A comment of Calipari’s that I partly liked was the following: “…when you mis-seed a team – it’s not that team you hurt. It’s the teams they play – that’s who you hurt.” What Calipari means is that when a team, like his Wildcats assumingly, are seeded worse than they should be then the team that is playing them has a tougher game then they should have. Stony Brook, for example, is a 13 seed and should play a true 4 seed. But in playing Kentucky, SB are supposedly playing a team that are actually stronger than that and Stony Brook are arguably losers due to that.
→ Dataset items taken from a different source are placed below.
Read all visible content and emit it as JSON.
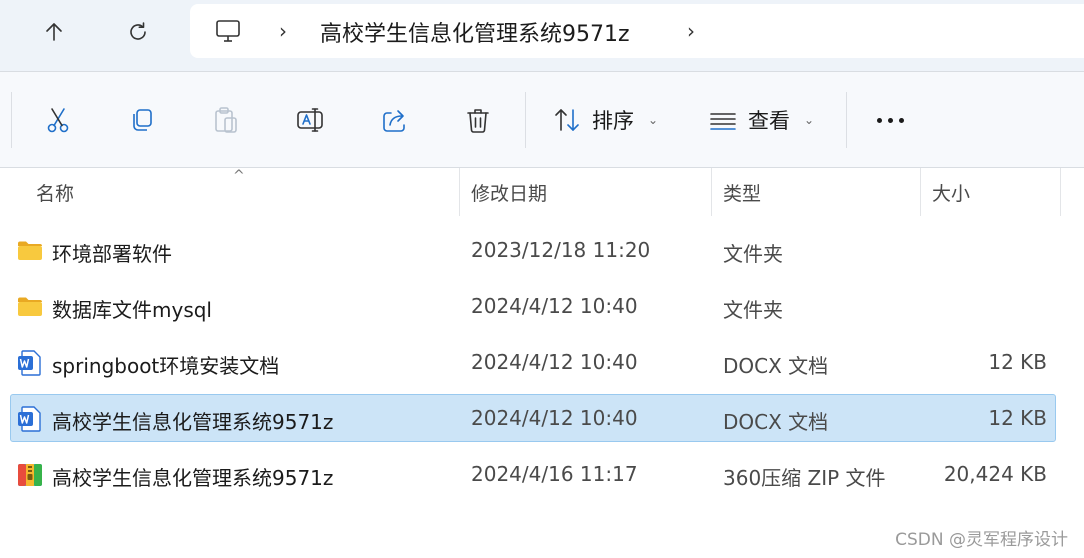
{
  "address_bar": {
    "up_icon": "arrow-up-icon",
    "refresh_icon": "refresh-icon",
    "location_icon": "this-pc-icon",
    "path": "高校学生信息化管理系统9571z",
    "separator": "›"
  },
  "toolbar": {
    "cut_icon": "scissors-icon",
    "copy_icon": "copy-icon",
    "paste_icon": "paste-icon",
    "rename_icon": "rename-icon",
    "share_icon": "share-icon",
    "delete_icon": "trash-icon",
    "sort_label": "排序",
    "view_label": "查看",
    "more_icon": "ellipsis-icon"
  },
  "columns": {
    "name": "名称",
    "date": "修改日期",
    "type": "类型",
    "size": "大小",
    "sort_indicator": "^"
  },
  "files": [
    {
      "icon": "folder-icon",
      "name": "环境部署软件",
      "date": "2023/12/18 11:20",
      "type": "文件夹",
      "size": "",
      "selected": false
    },
    {
      "icon": "folder-icon",
      "name": "数据库文件mysql",
      "date": "2024/4/12 10:40",
      "type": "文件夹",
      "size": "",
      "selected": false
    },
    {
      "icon": "word-doc-icon",
      "name": "springboot环境安装文档",
      "date": "2024/4/12 10:40",
      "type": "DOCX 文档",
      "size": "12 KB",
      "selected": false
    },
    {
      "icon": "word-doc-icon",
      "name": "高校学生信息化管理系统9571z",
      "date": "2024/4/12 10:40",
      "type": "DOCX 文档",
      "size": "12 KB",
      "selected": true
    },
    {
      "icon": "zip-archive-icon",
      "name": "高校学生信息化管理系统9571z",
      "date": "2024/4/16 11:17",
      "type": "360压缩 ZIP 文件",
      "size": "20,424 KB",
      "selected": false
    }
  ],
  "watermark": "CSDN @灵军程序设计",
  "colors": {
    "selected_row": "#cce4f7",
    "selected_border": "#99c9ef",
    "address_bg": "#eef3f9",
    "toolbar_bg": "#f7f9fc",
    "folder_yellow": "#f8c93e",
    "word_blue": "#2b6fd6"
  }
}
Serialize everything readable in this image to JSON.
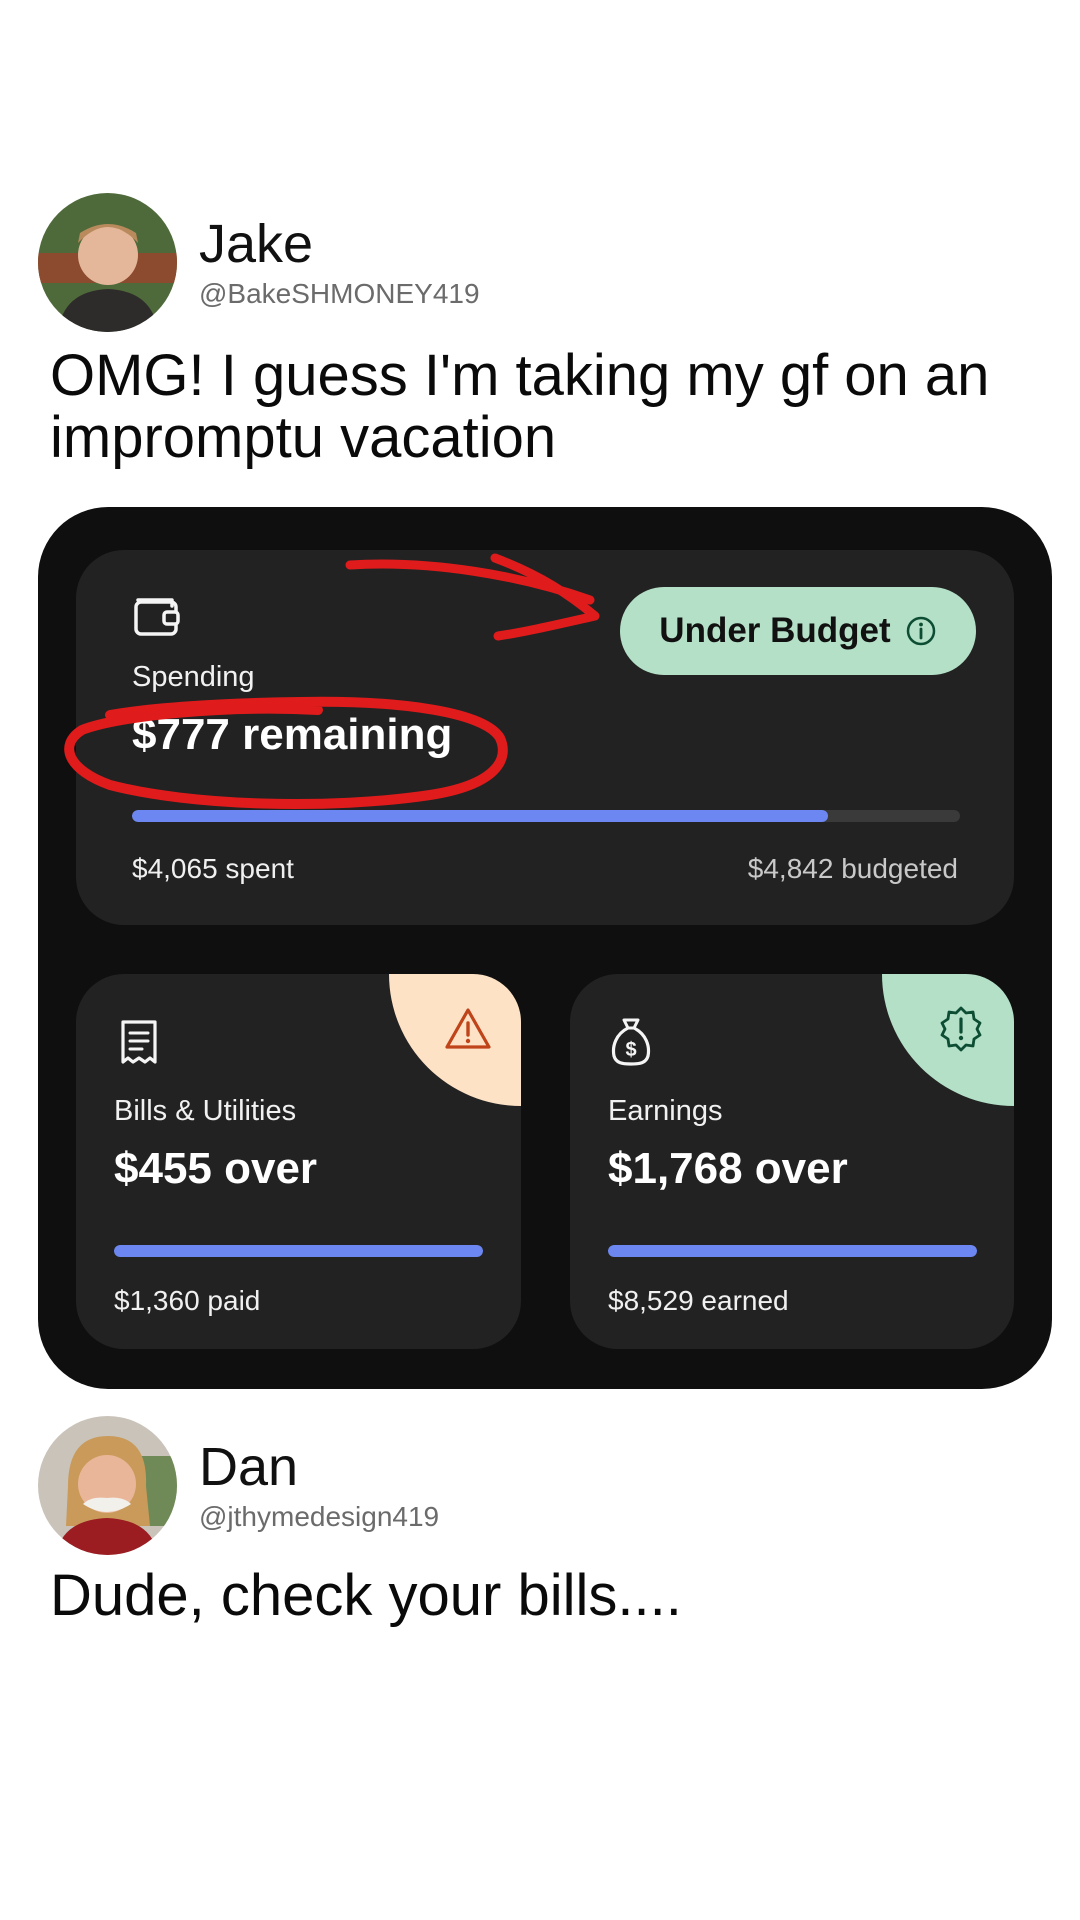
{
  "post1": {
    "name": "Jake",
    "handle": "@BakeSHMONEY419",
    "text": "OMG! I guess I'm taking my gf on an impromptu vacation"
  },
  "budget": {
    "spending": {
      "icon": "wallet-icon",
      "label": "Spending",
      "headline": "$777 remaining",
      "spent": "$4,065 spent",
      "budgeted": "$4,842 budgeted",
      "progress": 0.84,
      "badge": "Under Budget",
      "badge_icon": "info-icon",
      "badge_color": "#b3e0c6"
    },
    "bills": {
      "icon": "receipt-icon",
      "corner_icon": "warning-icon",
      "corner_color": "#fde2c6",
      "label": "Bills & Utilities",
      "headline": "$455 over",
      "sub": "$1,360 paid",
      "progress": 1.0
    },
    "earnings": {
      "icon": "money-bag-icon",
      "corner_icon": "alert-badge-icon",
      "corner_color": "#b3e0c6",
      "label": "Earnings",
      "headline": "$1,768 over",
      "sub": "$8,529 earned",
      "progress": 1.0
    },
    "accent_color": "#6c87f2",
    "annotation_color": "#e01b1b"
  },
  "post2": {
    "name": "Dan",
    "handle": "@jthymedesign419",
    "text": "Dude, check your bills...."
  }
}
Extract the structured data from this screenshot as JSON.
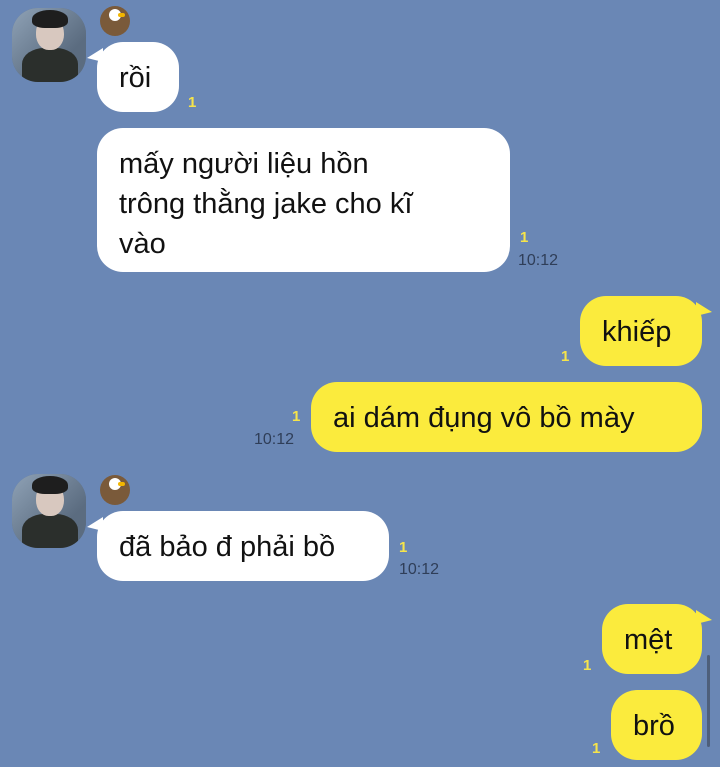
{
  "colors": {
    "background": "#6a87b5",
    "incoming_bubble": "#ffffff",
    "outgoing_bubble": "#fbeb3d",
    "unread_count": "#f6e44a",
    "timestamp": "#2f3e58"
  },
  "messages": [
    {
      "direction": "incoming",
      "text": "rồi",
      "unread": "1",
      "time": ""
    },
    {
      "direction": "incoming",
      "text": "mấy người liệu hồn\ntrông thằng jake cho kĩ\nvào",
      "unread": "1",
      "time": "10:12"
    },
    {
      "direction": "outgoing",
      "text": "khiếp",
      "unread": "1",
      "time": ""
    },
    {
      "direction": "outgoing",
      "text": "ai dám đụng vô bồ mày",
      "unread": "1",
      "time": "10:12"
    },
    {
      "direction": "incoming",
      "text": "đã bảo đ phải bồ",
      "unread": "1",
      "time": "10:12"
    },
    {
      "direction": "outgoing",
      "text": "mệt",
      "unread": "1",
      "time": ""
    },
    {
      "direction": "outgoing",
      "text": "brồ",
      "unread": "1",
      "time": ""
    }
  ],
  "icons": {
    "sender_avatar": "avatar-photo",
    "sender_badge": "eagle-icon"
  }
}
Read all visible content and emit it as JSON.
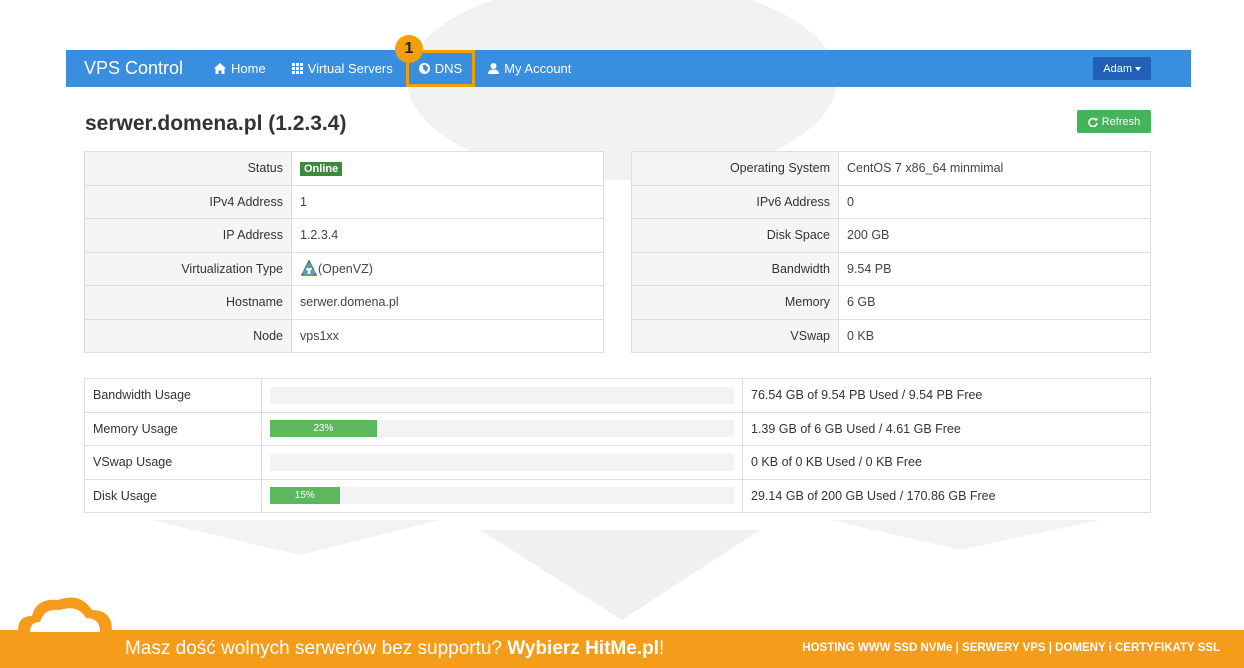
{
  "navbar": {
    "brand": "VPS Control",
    "items": [
      {
        "label": "Home",
        "icon": "home-icon"
      },
      {
        "label": "Virtual Servers",
        "icon": "grid-icon"
      },
      {
        "label": "DNS",
        "icon": "globe-icon"
      },
      {
        "label": "My Account",
        "icon": "user-icon"
      }
    ],
    "user": "Adam"
  },
  "step_badge": "1",
  "page": {
    "title": "serwer.domena.pl (1.2.3.4)",
    "refresh_label": "Refresh"
  },
  "info_left": [
    {
      "label": "Status",
      "value": "Online"
    },
    {
      "label": "IPv4 Address",
      "value": "1"
    },
    {
      "label": "IP Address",
      "value": "1.2.3.4"
    },
    {
      "label": "Virtualization Type",
      "value": "(OpenVZ)"
    },
    {
      "label": "Hostname",
      "value": "serwer.domena.pl"
    },
    {
      "label": "Node",
      "value": "vps1xx"
    }
  ],
  "info_right": [
    {
      "label": "Operating System",
      "value": "CentOS 7 x86_64 minmimal"
    },
    {
      "label": "IPv6 Address",
      "value": "0"
    },
    {
      "label": "Disk Space",
      "value": "200 GB"
    },
    {
      "label": "Bandwidth",
      "value": "9.54 PB"
    },
    {
      "label": "Memory",
      "value": "6 GB"
    },
    {
      "label": "VSwap",
      "value": "0 KB"
    }
  ],
  "usage": [
    {
      "label": "Bandwidth Usage",
      "percent": 0,
      "percent_text": "",
      "detail": "76.54 GB of 9.54 PB Used / 9.54 PB Free"
    },
    {
      "label": "Memory Usage",
      "percent": 23,
      "percent_text": "23%",
      "detail": "1.39 GB of 6 GB Used / 4.61 GB Free"
    },
    {
      "label": "VSwap Usage",
      "percent": 0,
      "percent_text": "",
      "detail": "0 KB of 0 KB Used / 0 KB Free"
    },
    {
      "label": "Disk Usage",
      "percent": 15,
      "percent_text": "15%",
      "detail": "29.14 GB of 200 GB Used / 170.86 GB Free"
    }
  ],
  "footer": {
    "slogan_text": "Masz dość wolnych serwerów bez supportu? ",
    "slogan_bold": "Wybierz HitMe.pl",
    "slogan_end": "!",
    "links": "HOSTING WWW SSD NVMe | SERWERY VPS | DOMENY i CERTYFIKATY SSL"
  },
  "colors": {
    "navbar": "#3a8ee0",
    "highlight": "#f2a007",
    "online": "#3c8a3e",
    "bar": "#5cb85c",
    "refresh": "#45b35a",
    "footer": "#f59c1a"
  }
}
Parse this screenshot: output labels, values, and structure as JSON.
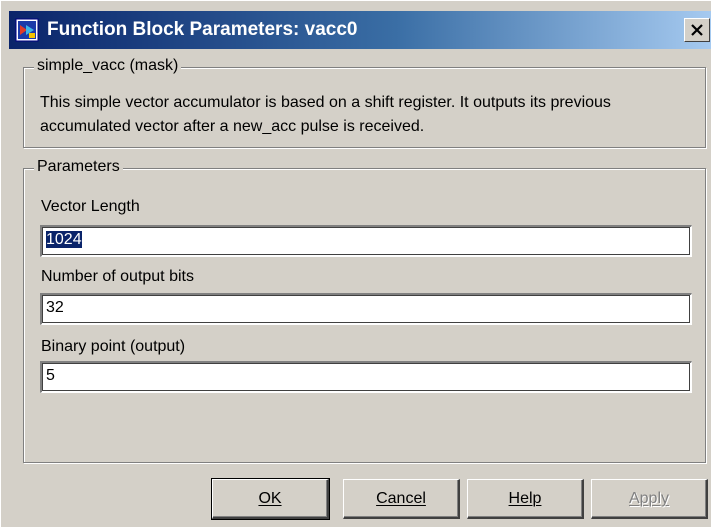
{
  "window": {
    "title": "Function Block Parameters: vacc0",
    "close_glyph": "✕"
  },
  "mask_group": {
    "legend": "simple_vacc (mask)",
    "description": "This simple vector accumulator is based on a shift register. It outputs its previous accumulated vector after a new_acc pulse is received."
  },
  "params_group": {
    "legend": "Parameters",
    "fields": [
      {
        "label": "Vector Length",
        "value": "1024"
      },
      {
        "label": "Number of output bits",
        "value": "32"
      },
      {
        "label": "Binary point (output)",
        "value": "5"
      }
    ]
  },
  "buttons": {
    "ok": "OK",
    "cancel": "Cancel",
    "help": "Help",
    "apply": "Apply"
  },
  "colors": {
    "titlebar_start": "#0a246a",
    "titlebar_end": "#a6caf0",
    "dialog_bg": "#d4d0c8",
    "selection": "#0a246a"
  },
  "icons": {
    "title": "simulink-block-icon",
    "close": "close-icon"
  }
}
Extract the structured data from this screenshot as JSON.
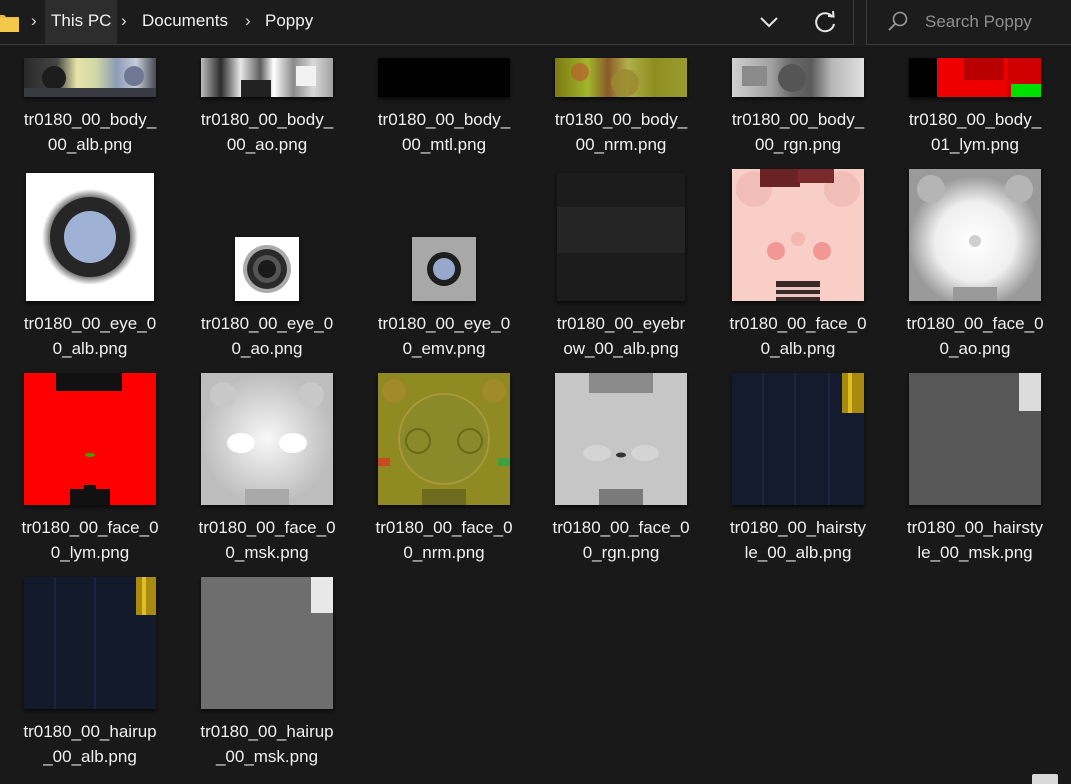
{
  "address_bar": {
    "breadcrumbs": [
      "This PC",
      "Documents",
      "Poppy"
    ],
    "folder_icon": "folder-icon",
    "dropdown_icon": "chevron-down-icon",
    "refresh_icon": "refresh-icon"
  },
  "search": {
    "placeholder": "Search Poppy",
    "icon": "search-icon"
  },
  "files": [
    {
      "name": "tr0180_00_body_\n00_alb.png",
      "thumb": "body-alb"
    },
    {
      "name": "tr0180_00_body_\n00_ao.png",
      "thumb": "body-ao"
    },
    {
      "name": "tr0180_00_body_\n00_mtl.png",
      "thumb": "body-mtl"
    },
    {
      "name": "tr0180_00_body_\n00_nrm.png",
      "thumb": "body-nrm"
    },
    {
      "name": "tr0180_00_body_\n00_rgn.png",
      "thumb": "body-rgn"
    },
    {
      "name": "tr0180_00_body_\n01_lym.png",
      "thumb": "body-lym"
    },
    {
      "name": "tr0180_00_eye_0\n0_alb.png",
      "thumb": "eye-alb"
    },
    {
      "name": "tr0180_00_eye_0\n0_ao.png",
      "thumb": "eye-ao"
    },
    {
      "name": "tr0180_00_eye_0\n0_emv.png",
      "thumb": "eye-emv"
    },
    {
      "name": "tr0180_00_eyebr\now_00_alb.png",
      "thumb": "eyebrow-alb"
    },
    {
      "name": "tr0180_00_face_0\n0_alb.png",
      "thumb": "face-alb"
    },
    {
      "name": "tr0180_00_face_0\n0_ao.png",
      "thumb": "face-ao"
    },
    {
      "name": "tr0180_00_face_0\n0_lym.png",
      "thumb": "face-lym"
    },
    {
      "name": "tr0180_00_face_0\n0_msk.png",
      "thumb": "face-msk"
    },
    {
      "name": "tr0180_00_face_0\n0_nrm.png",
      "thumb": "face-nrm"
    },
    {
      "name": "tr0180_00_face_0\n0_rgn.png",
      "thumb": "face-rgn"
    },
    {
      "name": "tr0180_00_hairsty\nle_00_alb.png",
      "thumb": "hairstyle-alb"
    },
    {
      "name": "tr0180_00_hairsty\nle_00_msk.png",
      "thumb": "hairstyle-msk"
    },
    {
      "name": "tr0180_00_hairup\n_00_alb.png",
      "thumb": "hairup-alb"
    },
    {
      "name": "tr0180_00_hairup\n_00_msk.png",
      "thumb": "hairup-msk"
    }
  ]
}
Technically, when it comes to mis-seeding, both teams would lose. But here’s the elephant in the room in the case of Kentucky vs. Stony Brook: why is the latter a 13? After all, the Seawolves might better deserve a 14 seed or even a 15 seed based on their losses to such college basketball ‘powerhouses’ as Vermont, Albany, and Northeastern. Kentucky getting a 4 seed is about right, but they practically got a 2 or 3 seed in my view based on their first-round draw against the Seawolves, a school making their NCAA tournament debut.
Calipari, in the interview, wondered why they played the SEC tournament if Texas A&M were going to get a higher seed despite losing it. The reason is simple enough: the tournament isn’t played to directly determine NCAA seedings but to determine an SEC champion. The results of the tournament are a factor to consider – not a deterministic variable.
Also, Calipari actually slipped up in the interview for a second in my view. Davis asked him why he didn’t think he was “getting (his) due” in regard to his seeding, and Calipari responded a bit choppily: “look over the year – the years,” he said before he avoided the question and said that “it is what it is.”
Saying that they should look over “the years” seems to suggest that he thinks Kentucky should have been seeded higher based on the school’s reputation in previous seasons as opposed to what they did this season. Well from that point of view, UCONN shouldn’t be seeded 9th, right? Two national champions since 2011 makes them a much higher seed, doesn’t it?
I think most fans would see the problem with seeding based on ghosts and that’s anothier reason I don’t like the question of whether Kentucky deserved a 4 seed or not. It deflects attention away from issues that have more merit.
In regard to business decisions, here’s something to look at instead. Michigan and Syracuse were two teams on the bubble that made it into the field of 68. Those are former champions, from major conferences, and, while they aren’t the most popular basketball schools, they still have fairly large fan bases. Perhaps that’s what gave them an edge over schools like Monmouth, Valpo, San Diego State, and St. Mary’s – schools that do not have major fan bases.
From my point of view, everything is opposite of the truth. Kentucky are indignant over a much-deserved four seed while ignoring the fact that they are playing a school over-rated as a 13. The Wildcats got MORE than their fair shake with a very workable first-week draw while some of the mid-major schools head to the NIT maybe because more people will tune into Michigan vs. Tulsa as opposed to Monmouth vs. St. Mary’s.